11k max win is pretty average I guess. There are some real headline-grabbers in the 100,000x region, but you're pissing into the wind trying to hit a bonus, and, depending on the design, most pay poor average sums in bonus rounds to make up for the pipedream win.
Headline-grabbers for all the wrong reasons... but I've already flogged that dead horse. There's nothing wrong with a 1000x top pay (note I'm not saying max win), or 2500x, or 5000x, or even 10,000x - different slots will cater to different audiences, but having paint drying simulators with 100,000x max wins is not a positive to the industry.
Today's games are tested over much longer periods than ever before to reach the Theoretical RTP because the max wins are so rare.
I would strongly disagree with this - in the case of streamer-bait slots the top pays are
significantly more frequent compared to previous generations.
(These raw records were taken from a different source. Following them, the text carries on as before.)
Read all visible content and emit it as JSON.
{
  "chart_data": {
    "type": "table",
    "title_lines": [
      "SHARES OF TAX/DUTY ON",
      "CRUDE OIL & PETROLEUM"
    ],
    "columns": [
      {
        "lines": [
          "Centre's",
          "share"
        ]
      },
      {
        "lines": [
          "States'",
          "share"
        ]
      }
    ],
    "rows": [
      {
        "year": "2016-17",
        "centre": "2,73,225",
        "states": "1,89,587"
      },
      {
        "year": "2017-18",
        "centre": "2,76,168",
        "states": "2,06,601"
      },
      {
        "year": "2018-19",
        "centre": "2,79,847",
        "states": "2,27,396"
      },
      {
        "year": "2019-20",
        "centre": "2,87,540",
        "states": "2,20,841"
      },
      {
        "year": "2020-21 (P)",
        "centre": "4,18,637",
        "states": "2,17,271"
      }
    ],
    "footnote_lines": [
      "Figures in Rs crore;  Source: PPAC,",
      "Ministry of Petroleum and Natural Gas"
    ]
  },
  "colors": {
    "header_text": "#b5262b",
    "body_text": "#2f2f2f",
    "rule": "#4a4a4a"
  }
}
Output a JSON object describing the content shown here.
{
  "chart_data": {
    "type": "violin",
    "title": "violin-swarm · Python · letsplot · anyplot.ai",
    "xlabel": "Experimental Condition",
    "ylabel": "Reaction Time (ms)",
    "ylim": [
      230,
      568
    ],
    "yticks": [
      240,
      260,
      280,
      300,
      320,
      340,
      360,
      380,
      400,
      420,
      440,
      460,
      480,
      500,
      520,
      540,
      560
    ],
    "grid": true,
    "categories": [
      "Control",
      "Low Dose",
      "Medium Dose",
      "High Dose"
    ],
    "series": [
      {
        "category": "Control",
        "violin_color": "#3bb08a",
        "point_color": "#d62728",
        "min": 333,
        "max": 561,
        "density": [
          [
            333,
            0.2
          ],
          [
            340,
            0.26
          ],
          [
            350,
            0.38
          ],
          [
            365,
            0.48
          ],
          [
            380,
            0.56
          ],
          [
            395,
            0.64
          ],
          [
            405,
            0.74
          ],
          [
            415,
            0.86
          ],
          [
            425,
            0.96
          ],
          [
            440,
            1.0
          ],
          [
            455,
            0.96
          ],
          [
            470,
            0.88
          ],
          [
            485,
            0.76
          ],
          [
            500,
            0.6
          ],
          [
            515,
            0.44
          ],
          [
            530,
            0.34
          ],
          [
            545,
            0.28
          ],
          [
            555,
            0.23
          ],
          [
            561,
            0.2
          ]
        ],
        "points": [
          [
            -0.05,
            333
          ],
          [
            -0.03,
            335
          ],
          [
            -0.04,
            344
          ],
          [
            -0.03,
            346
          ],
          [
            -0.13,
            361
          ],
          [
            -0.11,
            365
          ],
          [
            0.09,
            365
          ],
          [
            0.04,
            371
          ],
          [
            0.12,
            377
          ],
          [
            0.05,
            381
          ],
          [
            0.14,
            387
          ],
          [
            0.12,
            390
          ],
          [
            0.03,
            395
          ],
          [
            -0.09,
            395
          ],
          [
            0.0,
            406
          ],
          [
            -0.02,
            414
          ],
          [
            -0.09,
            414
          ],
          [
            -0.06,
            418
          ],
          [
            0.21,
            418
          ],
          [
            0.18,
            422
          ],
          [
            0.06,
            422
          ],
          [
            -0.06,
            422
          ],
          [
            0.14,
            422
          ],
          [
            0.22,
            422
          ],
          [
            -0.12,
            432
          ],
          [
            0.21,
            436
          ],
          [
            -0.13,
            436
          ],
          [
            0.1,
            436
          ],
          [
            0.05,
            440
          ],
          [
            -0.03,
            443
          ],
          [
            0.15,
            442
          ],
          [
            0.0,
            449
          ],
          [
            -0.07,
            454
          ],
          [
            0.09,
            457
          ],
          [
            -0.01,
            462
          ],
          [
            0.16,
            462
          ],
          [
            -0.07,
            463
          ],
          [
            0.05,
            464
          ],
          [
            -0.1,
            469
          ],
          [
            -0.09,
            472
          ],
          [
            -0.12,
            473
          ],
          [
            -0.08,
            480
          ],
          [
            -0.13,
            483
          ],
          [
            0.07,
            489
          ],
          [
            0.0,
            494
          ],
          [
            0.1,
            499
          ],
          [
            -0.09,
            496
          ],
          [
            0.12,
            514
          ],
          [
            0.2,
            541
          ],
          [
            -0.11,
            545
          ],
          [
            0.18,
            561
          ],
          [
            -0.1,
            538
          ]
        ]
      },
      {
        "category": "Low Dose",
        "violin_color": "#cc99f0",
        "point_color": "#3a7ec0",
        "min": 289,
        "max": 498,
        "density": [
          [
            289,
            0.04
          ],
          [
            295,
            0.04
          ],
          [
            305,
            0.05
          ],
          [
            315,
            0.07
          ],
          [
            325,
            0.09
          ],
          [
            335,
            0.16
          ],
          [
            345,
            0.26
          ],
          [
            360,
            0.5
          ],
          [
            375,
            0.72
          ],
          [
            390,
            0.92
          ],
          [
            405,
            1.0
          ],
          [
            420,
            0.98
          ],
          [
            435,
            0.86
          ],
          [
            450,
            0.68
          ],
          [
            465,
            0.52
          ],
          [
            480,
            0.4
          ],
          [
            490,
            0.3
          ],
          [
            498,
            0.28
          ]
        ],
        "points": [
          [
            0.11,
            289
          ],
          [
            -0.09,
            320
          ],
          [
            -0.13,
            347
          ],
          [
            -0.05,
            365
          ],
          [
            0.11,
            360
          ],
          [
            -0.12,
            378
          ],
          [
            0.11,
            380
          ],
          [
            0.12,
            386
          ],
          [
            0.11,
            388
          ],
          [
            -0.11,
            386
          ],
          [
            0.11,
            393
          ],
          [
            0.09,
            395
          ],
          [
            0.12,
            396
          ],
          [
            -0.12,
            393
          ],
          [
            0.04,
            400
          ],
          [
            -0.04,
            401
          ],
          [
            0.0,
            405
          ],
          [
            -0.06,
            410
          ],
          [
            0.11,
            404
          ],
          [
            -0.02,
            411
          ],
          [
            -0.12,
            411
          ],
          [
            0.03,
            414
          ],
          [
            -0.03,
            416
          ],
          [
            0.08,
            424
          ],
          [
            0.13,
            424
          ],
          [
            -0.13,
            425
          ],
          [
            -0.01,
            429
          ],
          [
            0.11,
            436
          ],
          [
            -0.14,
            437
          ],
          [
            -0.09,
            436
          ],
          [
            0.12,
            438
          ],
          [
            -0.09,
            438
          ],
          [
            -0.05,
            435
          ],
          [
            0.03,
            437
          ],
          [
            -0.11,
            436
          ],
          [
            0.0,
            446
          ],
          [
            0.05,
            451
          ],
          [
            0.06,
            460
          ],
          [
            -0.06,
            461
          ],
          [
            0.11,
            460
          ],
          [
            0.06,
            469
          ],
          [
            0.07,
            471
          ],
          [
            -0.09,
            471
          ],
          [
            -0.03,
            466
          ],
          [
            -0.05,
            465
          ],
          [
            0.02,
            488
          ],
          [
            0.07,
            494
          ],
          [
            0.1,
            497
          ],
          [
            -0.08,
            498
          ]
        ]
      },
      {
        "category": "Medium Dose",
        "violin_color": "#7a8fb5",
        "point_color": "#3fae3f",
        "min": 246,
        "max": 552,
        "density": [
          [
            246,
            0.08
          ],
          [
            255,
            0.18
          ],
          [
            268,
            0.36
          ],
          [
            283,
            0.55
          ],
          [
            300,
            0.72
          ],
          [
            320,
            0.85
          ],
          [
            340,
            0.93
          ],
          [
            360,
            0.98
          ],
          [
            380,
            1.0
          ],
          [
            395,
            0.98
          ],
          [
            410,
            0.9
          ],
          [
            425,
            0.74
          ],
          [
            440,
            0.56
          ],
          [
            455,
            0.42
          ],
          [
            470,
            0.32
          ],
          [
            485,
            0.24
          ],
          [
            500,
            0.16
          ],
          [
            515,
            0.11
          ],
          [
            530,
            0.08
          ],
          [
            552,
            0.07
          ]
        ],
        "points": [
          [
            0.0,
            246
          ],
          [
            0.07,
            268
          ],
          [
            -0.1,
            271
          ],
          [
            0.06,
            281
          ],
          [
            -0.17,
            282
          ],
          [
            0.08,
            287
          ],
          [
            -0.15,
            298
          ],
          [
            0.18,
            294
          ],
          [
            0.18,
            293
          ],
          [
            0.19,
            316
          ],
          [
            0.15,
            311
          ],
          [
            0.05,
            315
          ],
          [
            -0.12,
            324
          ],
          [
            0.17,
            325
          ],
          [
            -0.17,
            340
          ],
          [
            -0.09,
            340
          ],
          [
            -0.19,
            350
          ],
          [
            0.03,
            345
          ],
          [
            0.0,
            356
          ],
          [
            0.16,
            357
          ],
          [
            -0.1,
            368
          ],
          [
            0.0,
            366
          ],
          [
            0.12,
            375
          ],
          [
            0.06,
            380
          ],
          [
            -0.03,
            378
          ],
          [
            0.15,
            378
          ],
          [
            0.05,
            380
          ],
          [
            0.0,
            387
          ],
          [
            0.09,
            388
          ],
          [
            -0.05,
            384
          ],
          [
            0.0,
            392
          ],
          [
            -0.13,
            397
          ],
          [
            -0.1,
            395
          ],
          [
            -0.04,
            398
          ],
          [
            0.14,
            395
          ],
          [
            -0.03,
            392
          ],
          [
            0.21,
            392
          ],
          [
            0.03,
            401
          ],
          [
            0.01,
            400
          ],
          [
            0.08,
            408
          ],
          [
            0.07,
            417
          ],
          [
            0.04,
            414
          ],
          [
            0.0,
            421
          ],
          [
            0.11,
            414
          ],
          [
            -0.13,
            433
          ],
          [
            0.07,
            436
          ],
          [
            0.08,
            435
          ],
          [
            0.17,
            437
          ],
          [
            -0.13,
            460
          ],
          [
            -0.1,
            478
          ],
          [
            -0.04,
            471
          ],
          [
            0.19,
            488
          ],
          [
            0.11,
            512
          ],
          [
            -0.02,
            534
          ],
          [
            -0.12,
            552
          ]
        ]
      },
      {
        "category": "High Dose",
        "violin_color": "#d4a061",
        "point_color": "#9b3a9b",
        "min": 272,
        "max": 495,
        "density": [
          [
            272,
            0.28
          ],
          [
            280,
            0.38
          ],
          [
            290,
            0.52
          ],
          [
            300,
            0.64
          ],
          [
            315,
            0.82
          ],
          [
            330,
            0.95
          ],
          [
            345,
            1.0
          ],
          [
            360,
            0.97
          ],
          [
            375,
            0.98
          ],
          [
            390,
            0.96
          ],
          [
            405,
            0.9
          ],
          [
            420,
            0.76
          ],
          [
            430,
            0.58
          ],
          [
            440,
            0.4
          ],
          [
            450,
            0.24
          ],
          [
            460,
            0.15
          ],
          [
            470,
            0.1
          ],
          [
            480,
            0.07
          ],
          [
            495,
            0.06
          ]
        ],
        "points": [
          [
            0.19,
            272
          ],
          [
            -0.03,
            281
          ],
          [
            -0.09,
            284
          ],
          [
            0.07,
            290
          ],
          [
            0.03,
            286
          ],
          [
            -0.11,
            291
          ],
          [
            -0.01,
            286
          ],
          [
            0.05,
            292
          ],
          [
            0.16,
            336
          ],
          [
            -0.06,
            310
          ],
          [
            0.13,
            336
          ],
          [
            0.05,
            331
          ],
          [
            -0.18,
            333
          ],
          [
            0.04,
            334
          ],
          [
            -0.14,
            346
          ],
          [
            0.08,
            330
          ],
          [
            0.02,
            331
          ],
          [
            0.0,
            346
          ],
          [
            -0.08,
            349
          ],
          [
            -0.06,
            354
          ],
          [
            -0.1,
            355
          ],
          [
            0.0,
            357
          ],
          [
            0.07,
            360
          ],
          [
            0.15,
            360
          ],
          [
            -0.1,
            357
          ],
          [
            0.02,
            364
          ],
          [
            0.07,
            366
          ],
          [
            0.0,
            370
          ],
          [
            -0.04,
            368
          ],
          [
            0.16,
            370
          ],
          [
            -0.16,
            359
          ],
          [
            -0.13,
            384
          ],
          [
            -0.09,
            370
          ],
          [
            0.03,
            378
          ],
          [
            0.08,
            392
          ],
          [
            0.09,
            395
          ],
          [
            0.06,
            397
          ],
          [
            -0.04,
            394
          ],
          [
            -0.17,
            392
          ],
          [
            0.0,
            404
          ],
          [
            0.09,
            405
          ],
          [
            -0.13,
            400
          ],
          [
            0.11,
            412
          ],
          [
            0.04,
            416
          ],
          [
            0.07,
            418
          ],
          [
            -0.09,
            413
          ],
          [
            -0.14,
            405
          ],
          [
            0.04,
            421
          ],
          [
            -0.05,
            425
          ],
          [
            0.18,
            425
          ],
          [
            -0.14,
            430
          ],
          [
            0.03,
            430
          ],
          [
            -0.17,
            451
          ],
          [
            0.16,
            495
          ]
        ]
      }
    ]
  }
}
Traditional slots with genuine reels imposed significant design constraints on the pay curve - one decision would inevitably have a knock on effect on other parts of the pay curve.
Once you replace these with scripted game rounds (of which Bouncy Balls is one), there are no such constraints:
- want just-misses every spin? done
- want to pretend your jars move randomly when they don't? done
- want to put 7% of your RTP into your max-wins? done
- want to have 90% of your spins win zero? done
If we look back at the iconic MG 243-way slots, or some of the WMS offerings of the day - the search space could be 1 billion to 10 billion combinations for the base game alone - by the time you include bonus rounds you'd be into trillions and quadrillions.
Modern streamer-bait slots both increased the size of the top pays, and significantly reduced the search space - in some cases into singular millions (e.g. the Scammin Jars incident). To give you an example, Bonus Buy Parody pays 9217x at an average frequency of 148k spins - or
sixteen thousand times more likely than Avalon 2's full screen.
All of that RTP is coming from somewhere... and explains why the base games of these slots are incredibly dull.
I get the logic from a business perspective - better to pay 20 winners stupid max wins than 1000 players significant hits to the same value, but those games are sucking people dry and maybe putting people off instead of providing what should be a responsibly fun pastime.
It's addict tendencies - when there are 500 providers instead of 50, you need something to get your name out there... and if that means designing absurd variance paint drying simulators where the streamers can skip that part and bonus buy at 2000x a time, then ethics be damned.
People misjudge how easy it is to repeat (for UKGC players, you could be looking at 200+ hours of play for one super bonus), and do their brains trying to emulate it... we frequently see conversations about people confusing old school slot design with modern scripted "scratchcard" design - and that's only going to get worse.